Mr. Kristof then outlined his proposed agenda for change: eliminate sex trafficking; reduce maternal mortality; and create microfinance opportunities for women (St. John’s is already at the forefront of this movement with its GLOBE microfinance program in The Peter J. Tobin College of Business and separately, its partnership with Grameen America, an outgrowth of the University’s Vincentian Institute for Social Action and intended to change lives and alleviate poverty throughout the world.)

In the question-and-answer session that followed, Mr. Kristof offered his advice to students inquiring how they can get involved. He urged them not to be discouraged by the depressing stories but to be inspired by the successes, the people making a difference.
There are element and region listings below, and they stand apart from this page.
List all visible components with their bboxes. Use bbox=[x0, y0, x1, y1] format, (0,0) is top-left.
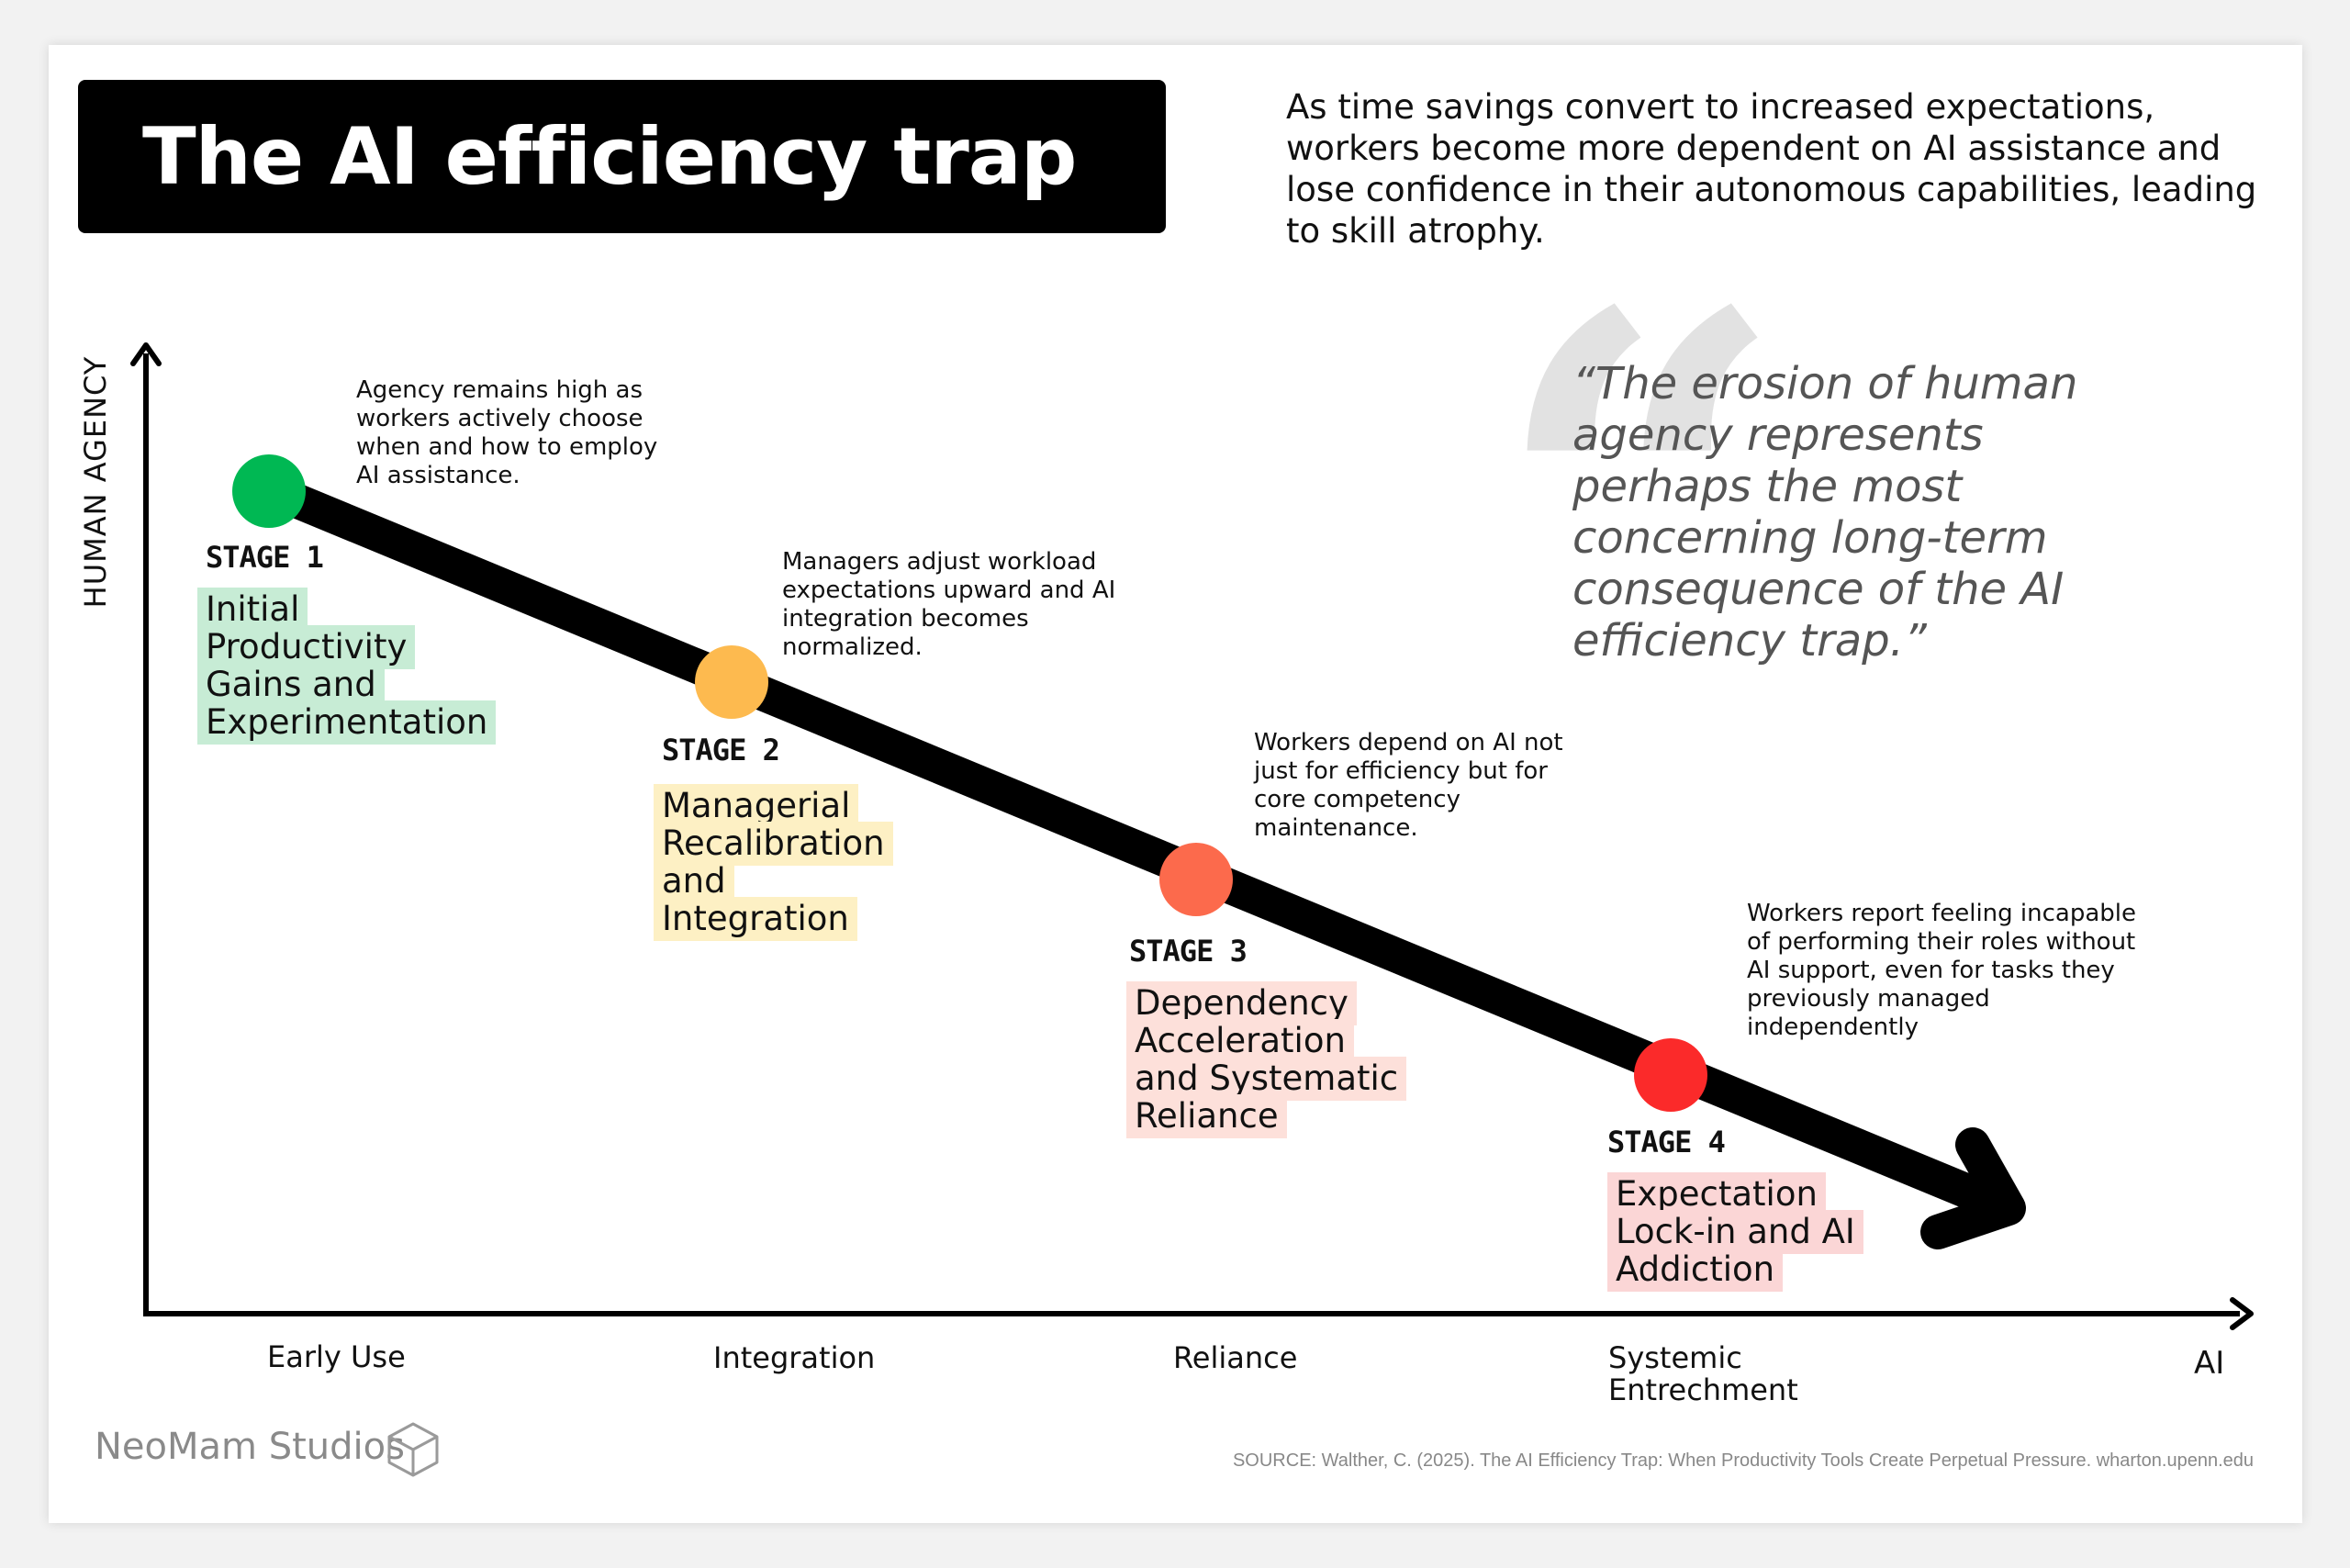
stage-4-label: STAGE 4 bbox=[1607, 1125, 1726, 1159]
stage-4-marker bbox=[1634, 1038, 1707, 1112]
trend-arrowhead-icon bbox=[1920, 1127, 2026, 1249]
brand-logo-text: NeoMam Studios bbox=[95, 1426, 405, 1468]
y-axis-arrow-icon bbox=[130, 342, 162, 366]
infographic-card bbox=[49, 45, 2302, 1523]
stage-3-label: STAGE 3 bbox=[1129, 934, 1248, 969]
stage-1-name: Initial Productivity Gains and Experimen… bbox=[197, 588, 497, 745]
stage-2-note: Managers adjust workload expectations up… bbox=[782, 548, 1116, 661]
stage-3-name: Dependency Acceleration and Systematic R… bbox=[1126, 981, 1407, 1138]
x-axis-end-label: AI bbox=[2194, 1345, 2225, 1382]
title-banner: The AI efficiency trap bbox=[78, 80, 1166, 233]
stage-2-marker bbox=[695, 645, 768, 719]
y-axis-label: HUMAN AGENCY bbox=[78, 355, 113, 609]
x-tick-integration: Integration bbox=[713, 1340, 876, 1375]
source-citation: SOURCE: Walther, C. (2025). The AI Effic… bbox=[1232, 1450, 2254, 1471]
x-axis-arrow-icon bbox=[2230, 1297, 2254, 1330]
intro-text: As time savings convert to increased exp… bbox=[1286, 87, 2257, 251]
stage-2-name: Managerial Recalibration and Integration bbox=[654, 784, 929, 941]
stage-1-note: Agency remains high as workers actively … bbox=[356, 376, 658, 489]
x-tick-systemic-entrechment: Systemic Entrechment bbox=[1608, 1340, 1798, 1407]
stage-3-note: Workers depend on AI not just for effici… bbox=[1254, 729, 1563, 842]
x-tick-early-use: Early Use bbox=[267, 1339, 406, 1374]
decline-trend-line bbox=[262, 473, 2013, 1224]
stage-1-label: STAGE 1 bbox=[206, 540, 324, 575]
x-tick-reliance: Reliance bbox=[1173, 1340, 1298, 1375]
stage-4-note: Workers report feeling incapable of perf… bbox=[1747, 900, 2137, 1041]
stage-2-label: STAGE 2 bbox=[662, 733, 780, 767]
cube-logo-icon bbox=[387, 1422, 439, 1477]
pull-quote: “The erosion of human agency represents … bbox=[1572, 358, 2078, 666]
stage-3-marker bbox=[1159, 843, 1233, 916]
page-title: The AI efficiency trap bbox=[142, 110, 1077, 203]
stage-1-marker bbox=[232, 454, 306, 528]
quote-mark-icon: “ bbox=[1492, 203, 1788, 807]
stage-4-name: Expectation Lock-in and AI Addiction bbox=[1607, 1172, 1874, 1292]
“All of us here have won the lottery at birth and with that, we become responsible as well. It’s important how we discharge that responsibility.” He recommended that students “travel as much as possible, but outside your comfort zone” and to lobby for organizations that are working “to bring about change from the bottom up.”

Mr. Kristof’s lecture, one of almost two dozen being held at part of St. John’s Academic Lecture Series, was made possible through the sponsorship of the Office of the Provost, the Division of Student Affairs, the Women and Gender Studies Program and The New York Times. Mr. Kristof’s book is now available at the St. John’s Bookstore.